Koalisyonun füzeleri hedeflerini yerle bir ettikten sonra ancak Rus yapısı Suriye hava savunma sistemi aktive olabildi.
Ayrıca detayları gizli olan radyo frekans enerjisi kullanarak hava savunma sistemlerinin radarlarını kör eden manyetik yanıltıcılar ve şimdiye kadar hiç kullanılmamış radara görünmeyen Tomahawk füzeleri kullandık” derken,
*
Rusya Dışişleri Bakanı S.Lavrov, ” Amerikalılar tüm füzelerin ve Fransa’nında füzelerinin hedeflere ulaştığını söylüyor.
Genelkurmayımız olayla ilgili net bir tabloya sahiptir.
Olanları canlı görüntüledik. Askerlerimiz bununla ilgili istatistikler sağladı.
Eğer birileri 105 füzenin hedefe ulaştığını söylüyorsa, istatistiklerini göstermelidir.
Bizim kanıtlarımız, iddialarımız en azından asılsız değil ve yakında ordumuz tarafından sunulacak ” diyor…
*
Bu sırada İsrail istihbaratından, ülkenin kuzeyinde Suriye’de konuşlanmış İran Devrim Muhafızları’nın İsrail’e bir misillemeye hazırlandığı,
Bir Rus yük gemisinin B. Esad’a destek olması için Tartus’taki Suriye limanına S-300 hava savunma füzeleri indirdiği bilgisi geçiliyor…
*
Türk halkı ile Erdoğan’ı birbirinden ayırt eden şimdinin Batı vizyonunun,
NATO Genel Sekreteri Jens Stoltenberg ise ABD, Fransa ve İngiltere’nin Suriye’ye düzenlediği hava operasyonuyla ilgili,
“Esad rejimi ve destekçileri Rusya ve İran’a verilen açık mesajdı.
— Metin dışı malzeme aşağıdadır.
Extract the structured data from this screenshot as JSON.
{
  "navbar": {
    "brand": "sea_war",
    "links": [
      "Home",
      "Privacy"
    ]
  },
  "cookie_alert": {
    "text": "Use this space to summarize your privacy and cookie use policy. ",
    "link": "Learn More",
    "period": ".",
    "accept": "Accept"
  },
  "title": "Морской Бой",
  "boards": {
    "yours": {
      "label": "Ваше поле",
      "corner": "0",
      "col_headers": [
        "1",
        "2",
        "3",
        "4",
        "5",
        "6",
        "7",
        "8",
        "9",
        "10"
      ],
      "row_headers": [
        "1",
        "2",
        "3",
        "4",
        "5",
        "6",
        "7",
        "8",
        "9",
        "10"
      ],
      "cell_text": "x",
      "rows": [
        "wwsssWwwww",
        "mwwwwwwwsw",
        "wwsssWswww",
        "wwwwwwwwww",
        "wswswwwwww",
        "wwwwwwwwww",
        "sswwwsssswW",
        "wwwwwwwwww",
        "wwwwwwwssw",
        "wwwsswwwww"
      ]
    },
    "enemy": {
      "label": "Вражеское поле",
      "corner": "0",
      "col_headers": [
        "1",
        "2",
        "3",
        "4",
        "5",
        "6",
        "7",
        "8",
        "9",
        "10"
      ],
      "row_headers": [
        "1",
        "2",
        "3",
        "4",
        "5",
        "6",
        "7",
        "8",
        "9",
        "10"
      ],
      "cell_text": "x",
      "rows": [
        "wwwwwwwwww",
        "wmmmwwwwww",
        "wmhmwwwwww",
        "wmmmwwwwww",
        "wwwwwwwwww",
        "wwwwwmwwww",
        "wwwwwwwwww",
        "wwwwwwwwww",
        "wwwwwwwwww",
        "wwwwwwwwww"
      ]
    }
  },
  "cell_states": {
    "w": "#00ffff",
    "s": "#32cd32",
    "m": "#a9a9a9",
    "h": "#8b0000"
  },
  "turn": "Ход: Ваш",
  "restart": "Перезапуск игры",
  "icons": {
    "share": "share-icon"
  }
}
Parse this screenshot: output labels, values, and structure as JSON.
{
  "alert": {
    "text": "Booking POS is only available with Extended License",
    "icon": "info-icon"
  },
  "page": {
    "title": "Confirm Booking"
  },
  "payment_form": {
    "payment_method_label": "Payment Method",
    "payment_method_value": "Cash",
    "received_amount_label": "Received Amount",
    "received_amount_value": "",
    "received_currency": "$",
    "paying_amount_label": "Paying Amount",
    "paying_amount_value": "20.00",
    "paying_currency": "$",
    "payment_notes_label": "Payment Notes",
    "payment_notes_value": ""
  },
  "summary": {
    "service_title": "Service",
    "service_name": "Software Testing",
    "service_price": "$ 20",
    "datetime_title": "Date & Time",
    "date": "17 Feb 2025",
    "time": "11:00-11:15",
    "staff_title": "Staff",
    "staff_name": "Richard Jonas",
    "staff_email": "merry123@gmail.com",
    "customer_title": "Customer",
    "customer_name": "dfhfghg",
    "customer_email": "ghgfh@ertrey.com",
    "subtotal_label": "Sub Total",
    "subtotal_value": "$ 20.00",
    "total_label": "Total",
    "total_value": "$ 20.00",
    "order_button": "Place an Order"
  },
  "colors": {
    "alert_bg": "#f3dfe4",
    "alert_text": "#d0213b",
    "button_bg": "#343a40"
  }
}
Operasyon uluslararası kamuoyunun kenarda sessizce oturmadığını gösterdi.
Türkiye’nin operasyona desteği de memnuniyet vericidir” derken,
Türkiye’nin Rusya’dan S-400 füze savunma sistemleri alma isteğini “Türkiye’nin ulusal kararı ” olarak niteliyor …
*
Rusya, İran ve Erdoğan’ın kırmızı çizgileri flulaşmıştır, belirginleştirmek üzere çizgilerin üzerinden geçmek zorlaşmıştır.
Rusya’nın askeri yetenekleri ve siyasi onuru ciddi bir yara almıştır.
Başkan Trump,bir öğrenciyi azarlar gibi dünyanın en önde gelen nükleer güçlerinden biri olan Rusya’nın “Kırmızı çizgilerini ” karalamış, Rusya’yı alay konusu yapmıştır
Üstelik Batı’nın yaptırımları ve stratejik alanları sıkıştırmasıyla karşı karşıya olan Rusya’nın yıkıcı bir misillemede bulunmasının da önüne geçilmiş gibidir.
*
Erdoğan ise Türkiye’yi 24 Haziran baskın seçimleriyle “gasp etmenin “gayretindedir.